Am I mourning her death? Not exactly. But, I sure am glad she lived.
Twitter quickly blew up with tweets about her drug addiction, assuming that was the cause of death. People tweeted that they didn’t care about her death and that she’d brought it upon herself. That is simply callous and disrespectful. I don’t understand what compels people to make comments like that after someone dies, regardless of the circumstances of the person’s life or death. I even read tweets saying she had wasted her talent. Wasted her talent. This, about a woman who during her career won 415 awards and was one of the best-selling female solo artists of all time? How is that a waste? Whitney Houston shared her talent and we benefited from it. If you weren’t a fan, why comment on it? Why choose to be negative in that moment?

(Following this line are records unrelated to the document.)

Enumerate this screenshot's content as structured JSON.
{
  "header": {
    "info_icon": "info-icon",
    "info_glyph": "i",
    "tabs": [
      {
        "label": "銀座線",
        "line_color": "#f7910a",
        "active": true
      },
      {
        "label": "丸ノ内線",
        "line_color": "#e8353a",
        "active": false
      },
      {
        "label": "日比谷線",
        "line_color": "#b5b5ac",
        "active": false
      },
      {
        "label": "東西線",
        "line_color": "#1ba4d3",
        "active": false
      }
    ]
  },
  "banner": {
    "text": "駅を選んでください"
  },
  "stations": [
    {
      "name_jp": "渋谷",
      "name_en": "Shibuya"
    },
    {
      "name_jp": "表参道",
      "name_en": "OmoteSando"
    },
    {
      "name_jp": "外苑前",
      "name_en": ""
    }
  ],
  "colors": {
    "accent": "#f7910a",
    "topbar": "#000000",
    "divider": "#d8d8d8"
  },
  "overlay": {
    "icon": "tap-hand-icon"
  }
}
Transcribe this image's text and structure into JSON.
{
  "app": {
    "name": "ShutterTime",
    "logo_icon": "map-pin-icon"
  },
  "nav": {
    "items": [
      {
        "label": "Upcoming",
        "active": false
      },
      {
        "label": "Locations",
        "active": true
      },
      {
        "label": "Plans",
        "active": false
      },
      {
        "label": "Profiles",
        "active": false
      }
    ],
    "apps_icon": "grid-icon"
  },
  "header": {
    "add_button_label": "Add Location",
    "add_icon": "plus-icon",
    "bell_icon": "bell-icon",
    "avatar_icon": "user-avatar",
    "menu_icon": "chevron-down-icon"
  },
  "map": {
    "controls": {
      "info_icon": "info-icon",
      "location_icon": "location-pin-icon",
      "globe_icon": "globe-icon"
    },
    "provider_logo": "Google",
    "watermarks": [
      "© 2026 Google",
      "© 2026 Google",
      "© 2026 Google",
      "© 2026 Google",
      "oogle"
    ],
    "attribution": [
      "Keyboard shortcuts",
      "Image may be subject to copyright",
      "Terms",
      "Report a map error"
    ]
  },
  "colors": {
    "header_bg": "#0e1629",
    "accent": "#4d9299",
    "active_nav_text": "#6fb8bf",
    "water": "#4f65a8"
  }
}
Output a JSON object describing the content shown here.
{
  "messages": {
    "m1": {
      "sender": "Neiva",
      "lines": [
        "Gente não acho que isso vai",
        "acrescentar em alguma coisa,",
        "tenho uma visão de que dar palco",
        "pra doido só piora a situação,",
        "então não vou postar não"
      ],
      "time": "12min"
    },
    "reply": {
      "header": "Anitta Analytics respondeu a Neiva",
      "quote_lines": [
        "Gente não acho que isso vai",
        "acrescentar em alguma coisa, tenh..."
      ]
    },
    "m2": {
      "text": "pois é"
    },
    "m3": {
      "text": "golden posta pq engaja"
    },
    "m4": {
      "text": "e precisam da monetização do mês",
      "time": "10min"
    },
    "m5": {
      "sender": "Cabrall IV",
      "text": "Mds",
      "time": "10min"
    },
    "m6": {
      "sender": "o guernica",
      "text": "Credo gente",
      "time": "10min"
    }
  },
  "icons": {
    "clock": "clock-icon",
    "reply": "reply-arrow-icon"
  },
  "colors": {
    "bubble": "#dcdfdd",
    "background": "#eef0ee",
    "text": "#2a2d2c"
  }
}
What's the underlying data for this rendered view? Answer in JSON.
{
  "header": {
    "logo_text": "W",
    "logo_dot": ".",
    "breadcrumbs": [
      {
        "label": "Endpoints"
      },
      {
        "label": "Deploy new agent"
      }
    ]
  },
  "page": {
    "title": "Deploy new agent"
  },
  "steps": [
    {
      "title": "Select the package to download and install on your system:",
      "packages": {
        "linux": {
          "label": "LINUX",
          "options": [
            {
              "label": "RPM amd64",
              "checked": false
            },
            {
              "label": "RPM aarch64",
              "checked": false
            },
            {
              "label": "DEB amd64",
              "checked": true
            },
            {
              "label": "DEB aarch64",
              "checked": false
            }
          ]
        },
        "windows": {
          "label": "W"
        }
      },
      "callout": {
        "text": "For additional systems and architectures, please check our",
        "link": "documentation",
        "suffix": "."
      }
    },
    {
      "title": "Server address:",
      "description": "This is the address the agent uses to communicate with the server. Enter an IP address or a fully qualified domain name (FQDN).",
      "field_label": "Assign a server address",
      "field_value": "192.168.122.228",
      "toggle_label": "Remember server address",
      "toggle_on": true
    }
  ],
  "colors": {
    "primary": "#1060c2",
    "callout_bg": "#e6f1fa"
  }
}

Online social sites can be ugly places that bring out the worst in good people. Insensitivity, criticism, mocking, and polarizing debates reign supreme. It’s a heavy weight. People can’t tweet about what they feed their kids, how and where their kids sleep, where they shop, what they wear, or how much TV they watch without running the risk of someone picking it apart and telling them how wrong and bad they are. I don’t have time for that. I see and hear enough of that in my offline life.
Here’s to a talent not wasted:
How do you deal with the weight of online society?
Have you ever backed away because it all felt so heavy?